• No Shinkei Geka · May 2004

    [A guide to initial management of minor head injury].

    • Naoto Shiomi and Tadashi Echigo.
    • Department of Neurosurgery, Kurume University School of Medicine, Fukuoka, Japan. shiomi@med.kurume-u.ac.jp
    • No Shinkei Geka. 2004 May 1;32(5):465-70.

    AbstractWe reviewed the records of 1,335 minor head injury patients with initial Glasgow Coma Scale (GCS) scores of 15 treated by our neurosurgery service between January 1998 and December 2000. Skull X-ray was performed in 945 patients (71%), and Computed tomography (CT) was performed in 590 patients (44%). Skull fracture was shown radiographically in 24 patients (2.5%), and abnormalities on the initial CT were seen in 29 patients (4.9%).
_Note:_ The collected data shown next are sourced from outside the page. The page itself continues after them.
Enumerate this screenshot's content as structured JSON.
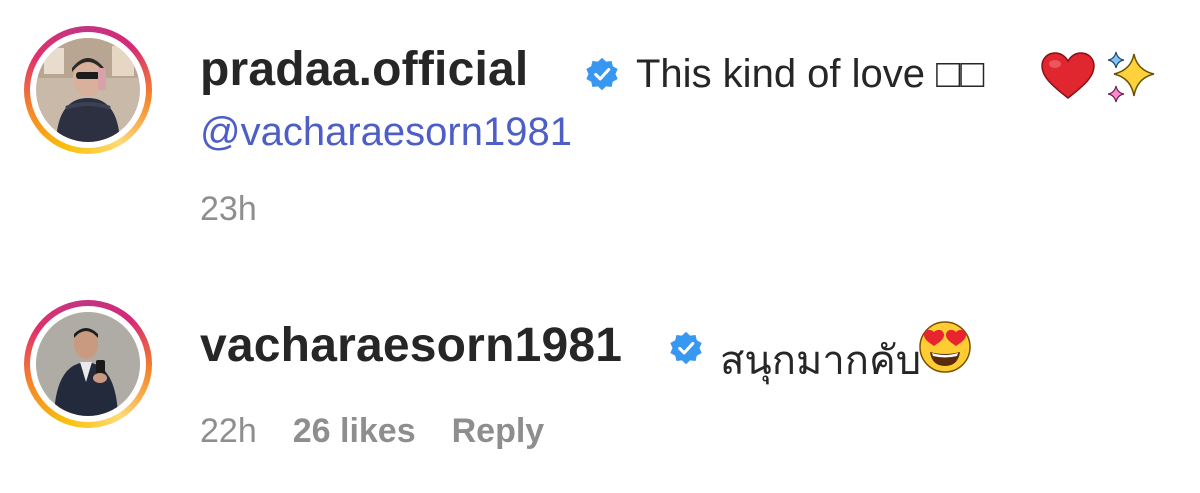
{
  "comments": [
    {
      "username": "pradaa.official",
      "text": "This kind of love □□",
      "mention": "@vacharaesorn1981",
      "time": "23h",
      "emojis": [
        "red-heart",
        "sparkles"
      ],
      "verified": true
    },
    {
      "username": "vacharaesorn1981",
      "text": "สนุกมากคับ",
      "time": "22h",
      "likes": "26 likes",
      "reply": "Reply",
      "emojis": [
        "heart-eyes-face"
      ],
      "verified": true
    }
  ],
  "colors": {
    "verified_blue": "#3897f0",
    "mention_blue": "#4d5ec6",
    "meta_gray": "#8e8e8e",
    "text_dark": "#262626"
  }
}
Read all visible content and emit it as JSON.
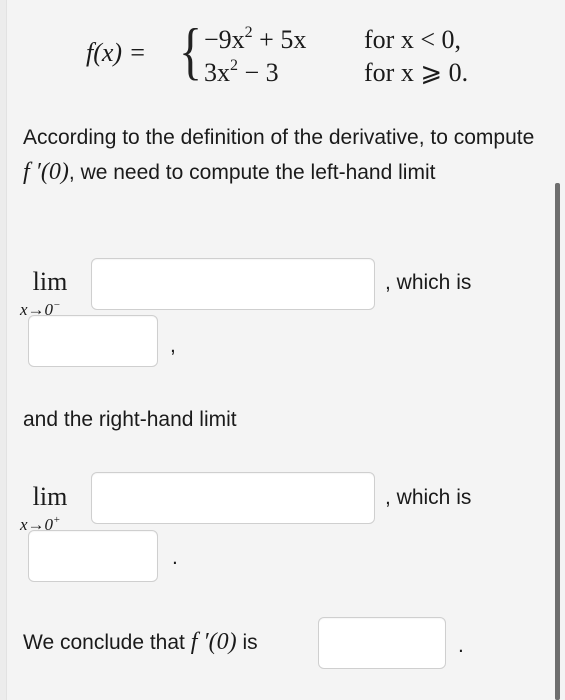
{
  "piecewise": {
    "lhs": "f(x) =",
    "brace": "{",
    "case1_expr_a": "−9x",
    "case1_exp": "2",
    "case1_expr_b": " + 5x",
    "case1_cond": "for x < 0,",
    "case2_expr_a": "3x",
    "case2_exp": "2",
    "case2_expr_b": " − 3",
    "case2_cond": "for x ⩾ 0."
  },
  "intro": {
    "text_a": "According to the definition of the derivative, to compute ",
    "fprime0": "f ′(0)",
    "text_b": ", we need to compute the left-hand limit"
  },
  "left_limit": {
    "lim": "lim",
    "sub_var": "x→0",
    "sub_sup": "−",
    "expr_value": "",
    "which_is": ", which is",
    "result_value": "",
    "trailing": ","
  },
  "right_intro": "and the right-hand limit",
  "right_limit": {
    "lim": "lim",
    "sub_var": "x→0",
    "sub_sup": "+",
    "expr_value": "",
    "which_is": ", which is",
    "result_value": "",
    "trailing": "."
  },
  "conclusion": {
    "text": "We conclude that ",
    "fprime0": "f ′(0)",
    "is": " is",
    "answer_value": "",
    "trailing": "."
  }
}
The most frequent intracranial lesion on CT was acute epidural hematoma with skull fracture. Significantly more intracranial lesions were found in those with a fracture than in those without by chi2 analysis. Post-traumatic vomiting was significantly associated with radiographical abnormalities, but headache and nausea did not increase the risk of skull fracture and intracranial lesions on the CT. Patients required neurosurgical intervention in 4 cases, and all of those were acute epidural hematoma with skull fracture. In this study, the first thing we should do for asymptomatic minor head injury patients with a GCS score of 15 is to investigate the presence of a skull fracture by skull X-ray. Head trauma patients with a skull fracture and post-traumatic vomiting should undergo CT to facilitate detection of intracranial lesions, even when there are no abnormal neurological signs.